Shrimp Tartines with Slaw

shrimp-tartines-slaw Quentin Bacon


  • 1 tablespoon mayonnaise
  • 1/4 cup reduced-fat sour cream
  • 1 large shallot, finely chopped
  • 2 tablespoons dill pickle relish
  • 2 tablespoons chopped fresh tarragon
  • 1 pound peeled and deveined large shrimp
  • 1 teaspoon olive oil
  • 1/4 teaspoon salt
  • 1/4 teaspoon pepper
  • 1/2 baguette, halved lengthwise and cut into 4 pieces
  • 1 cup packaged coleslaw


1. Combine first 5 ingredients. Cover and refrigerate until ready to use.

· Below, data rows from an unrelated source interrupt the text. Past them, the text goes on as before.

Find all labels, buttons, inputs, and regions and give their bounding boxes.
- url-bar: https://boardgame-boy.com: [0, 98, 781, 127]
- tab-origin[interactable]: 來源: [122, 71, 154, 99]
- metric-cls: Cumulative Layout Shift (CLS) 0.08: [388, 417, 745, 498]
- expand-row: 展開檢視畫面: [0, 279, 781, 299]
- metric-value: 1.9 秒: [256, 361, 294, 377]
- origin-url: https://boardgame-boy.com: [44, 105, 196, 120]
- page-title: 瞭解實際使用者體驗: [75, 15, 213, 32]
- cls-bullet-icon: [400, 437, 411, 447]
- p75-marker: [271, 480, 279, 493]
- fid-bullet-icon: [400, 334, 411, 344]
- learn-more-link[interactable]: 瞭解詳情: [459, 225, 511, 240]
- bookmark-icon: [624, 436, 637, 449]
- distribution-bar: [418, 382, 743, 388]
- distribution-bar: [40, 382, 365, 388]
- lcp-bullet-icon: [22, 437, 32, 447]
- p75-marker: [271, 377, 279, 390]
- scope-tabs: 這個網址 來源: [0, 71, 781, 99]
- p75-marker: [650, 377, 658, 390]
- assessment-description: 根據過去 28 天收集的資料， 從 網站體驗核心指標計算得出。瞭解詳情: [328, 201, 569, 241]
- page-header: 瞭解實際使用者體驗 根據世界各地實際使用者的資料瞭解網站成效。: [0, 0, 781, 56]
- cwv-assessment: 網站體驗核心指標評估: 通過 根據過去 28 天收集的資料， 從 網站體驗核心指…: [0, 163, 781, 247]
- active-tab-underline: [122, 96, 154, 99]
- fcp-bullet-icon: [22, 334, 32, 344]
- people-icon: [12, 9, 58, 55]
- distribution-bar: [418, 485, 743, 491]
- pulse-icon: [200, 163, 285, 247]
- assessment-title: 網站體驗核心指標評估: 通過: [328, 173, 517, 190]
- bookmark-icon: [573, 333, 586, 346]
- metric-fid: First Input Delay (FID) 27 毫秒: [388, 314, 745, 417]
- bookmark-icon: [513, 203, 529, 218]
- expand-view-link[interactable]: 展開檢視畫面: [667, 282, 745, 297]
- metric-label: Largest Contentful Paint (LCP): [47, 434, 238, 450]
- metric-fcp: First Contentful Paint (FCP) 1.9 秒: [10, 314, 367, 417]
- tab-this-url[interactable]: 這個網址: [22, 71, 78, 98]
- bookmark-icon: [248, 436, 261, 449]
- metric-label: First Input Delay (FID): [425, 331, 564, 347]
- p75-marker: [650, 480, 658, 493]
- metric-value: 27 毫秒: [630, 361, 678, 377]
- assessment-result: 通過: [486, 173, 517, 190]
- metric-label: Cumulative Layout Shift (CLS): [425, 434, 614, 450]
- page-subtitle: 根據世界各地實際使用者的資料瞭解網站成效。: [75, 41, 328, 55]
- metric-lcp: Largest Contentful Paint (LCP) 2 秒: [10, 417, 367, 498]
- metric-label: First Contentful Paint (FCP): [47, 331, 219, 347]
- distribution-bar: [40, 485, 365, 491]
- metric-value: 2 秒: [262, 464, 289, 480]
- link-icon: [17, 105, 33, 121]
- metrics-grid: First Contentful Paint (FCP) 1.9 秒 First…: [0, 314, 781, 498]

2. Combine shrimp, oil, salt, and pepper in a bowl; toss gently. Preheat a lightly oiled grill pan or grill; cook shrimp about 4 minutes or until golden and cooked through (turning after 2 minutes). Transfer to a plate.

3. Grill bread, cut sides down, until golden (about 2 minutes). Combine slaw and 1 tablespoon chilled sauce; toss gently. Spread sauce over bread; top with shrimp and slaw.

    Prep: 7 minutes; Cook: 6 minutes; Total time: 13 minutes.
  • Yield: Makes 4 servings (serving size: 1 tartine)

Nutritional Information

Calories per serving: 192
Fat per serving: 7g
Saturated fat per serving: 2g
Monounsaturated fat per serving: 2g
Polyunsaturated fat per serving: 2g
Protein per serving: 20g
Carbohydrate per serving: 12g
Fiber per serving: 1g
Cholesterol per serving: 177mg
Iron per serving: 3mg
Sodium per serving: 297mg
Calcium per serving: 75mg

Good to Know

This sandwich keeps the slaw diet-friendly by using reduced-fat sour cream and delicious, fresh herbs.